The first file, run, is used to enable or disable paging merging with KSM. By default, KSM is disabled (
0) but can be enabled by writing a
1 to the file to enable the KSM daemon (for example,
echo 1 > sys/kernel/mm/ksm/run). From the run state, you can disable the daemon (but keep the current set of merged pages) by writing a
0. Also from the run (
1) state, you can stop KSM and request that all merged pages become un-merged by writing a
While KSM runs, you can control it with three parameters (files within sysfs). The sleep_millisecs file defines how many milliseconds
ksmd should sleep before performing another page scan. The max_kernel_pages file defines the maximum number of pages that
ksmd can use (the default is 25% of the available memory, but you can write a
0 to specify no limit). Finally, the pages_to_scan file defines how many pages can be scanned in a given scan. Any user can view these files, but the user must have root privileges to change them.
There are also five monitorable files exported through sysfs that indicate
ksmd‘s operation and effectiveness (these are read only). The full_scans file indicates the number of full area scans that have been performed. The remaining four files indicate the page-level statistics of KSM:
- pages_shared: The number of unswappable kernel pages that KSM is using
- pages_sharing: An indication of memory savings
- pages_unshared: The number of unique pages repeatedly checked for merging
- pages_volatile: The number of pages that are changing too often
The KSM authors define that a high ratio of pages_sharing to pages_shared indicates efficient sharing of pages (whereas the reverse is indicative of wasted effort).

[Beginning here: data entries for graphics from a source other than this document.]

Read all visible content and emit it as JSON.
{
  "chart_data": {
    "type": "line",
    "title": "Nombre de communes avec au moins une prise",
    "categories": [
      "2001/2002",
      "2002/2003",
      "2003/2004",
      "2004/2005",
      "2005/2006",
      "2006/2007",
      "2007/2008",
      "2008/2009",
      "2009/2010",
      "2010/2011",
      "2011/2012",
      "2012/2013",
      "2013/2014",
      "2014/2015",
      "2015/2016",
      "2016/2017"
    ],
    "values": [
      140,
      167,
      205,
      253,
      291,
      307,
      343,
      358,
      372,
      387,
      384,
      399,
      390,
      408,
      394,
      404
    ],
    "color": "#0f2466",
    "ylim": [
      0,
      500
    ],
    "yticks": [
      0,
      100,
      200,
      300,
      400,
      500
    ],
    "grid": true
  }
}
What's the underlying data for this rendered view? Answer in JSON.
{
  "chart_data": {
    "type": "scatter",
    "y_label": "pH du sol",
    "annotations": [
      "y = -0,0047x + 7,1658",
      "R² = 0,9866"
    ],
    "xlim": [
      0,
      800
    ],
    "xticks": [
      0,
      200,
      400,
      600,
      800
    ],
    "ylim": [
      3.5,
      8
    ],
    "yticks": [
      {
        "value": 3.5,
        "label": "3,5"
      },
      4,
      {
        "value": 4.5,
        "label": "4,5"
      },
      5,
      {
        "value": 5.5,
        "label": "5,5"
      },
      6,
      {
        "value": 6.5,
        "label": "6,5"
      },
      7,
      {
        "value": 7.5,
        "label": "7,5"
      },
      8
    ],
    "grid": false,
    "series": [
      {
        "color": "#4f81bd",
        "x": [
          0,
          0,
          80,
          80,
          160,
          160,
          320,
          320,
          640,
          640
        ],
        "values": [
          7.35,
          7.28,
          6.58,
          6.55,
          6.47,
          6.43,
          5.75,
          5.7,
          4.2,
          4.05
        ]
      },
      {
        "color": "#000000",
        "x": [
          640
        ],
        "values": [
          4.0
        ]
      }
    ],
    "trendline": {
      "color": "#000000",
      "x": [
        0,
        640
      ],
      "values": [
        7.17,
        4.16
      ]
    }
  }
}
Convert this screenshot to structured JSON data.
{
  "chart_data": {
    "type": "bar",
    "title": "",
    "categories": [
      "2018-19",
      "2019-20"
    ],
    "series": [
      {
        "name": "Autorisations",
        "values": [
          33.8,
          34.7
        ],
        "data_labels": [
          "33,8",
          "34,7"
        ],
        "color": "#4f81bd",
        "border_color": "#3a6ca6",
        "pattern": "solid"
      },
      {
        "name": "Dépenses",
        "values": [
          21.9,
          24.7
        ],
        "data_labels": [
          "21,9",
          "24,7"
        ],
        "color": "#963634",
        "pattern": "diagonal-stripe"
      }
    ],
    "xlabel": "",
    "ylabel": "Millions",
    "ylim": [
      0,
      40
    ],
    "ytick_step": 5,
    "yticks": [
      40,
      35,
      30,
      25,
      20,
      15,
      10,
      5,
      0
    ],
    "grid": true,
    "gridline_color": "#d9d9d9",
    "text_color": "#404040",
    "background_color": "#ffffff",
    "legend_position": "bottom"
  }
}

Linux is not alone in using page sharing to improve memory efficiency, but it is unique in its implementation as an operating system feature. VMware’s ESX server hypervisor provides this feature under the name Transparent Page Sharing (TPS), while XEN calls it Memory CoW. But whatever the name or implementation, the feature provides better memory utilization, allowing the operating system (or hypervisor, in the case of KVM) to over-commit memory to support greater numbers of applications or VMs. You can find KSM — and many other interesting features — in the latest 2.6.32 Linux kernel.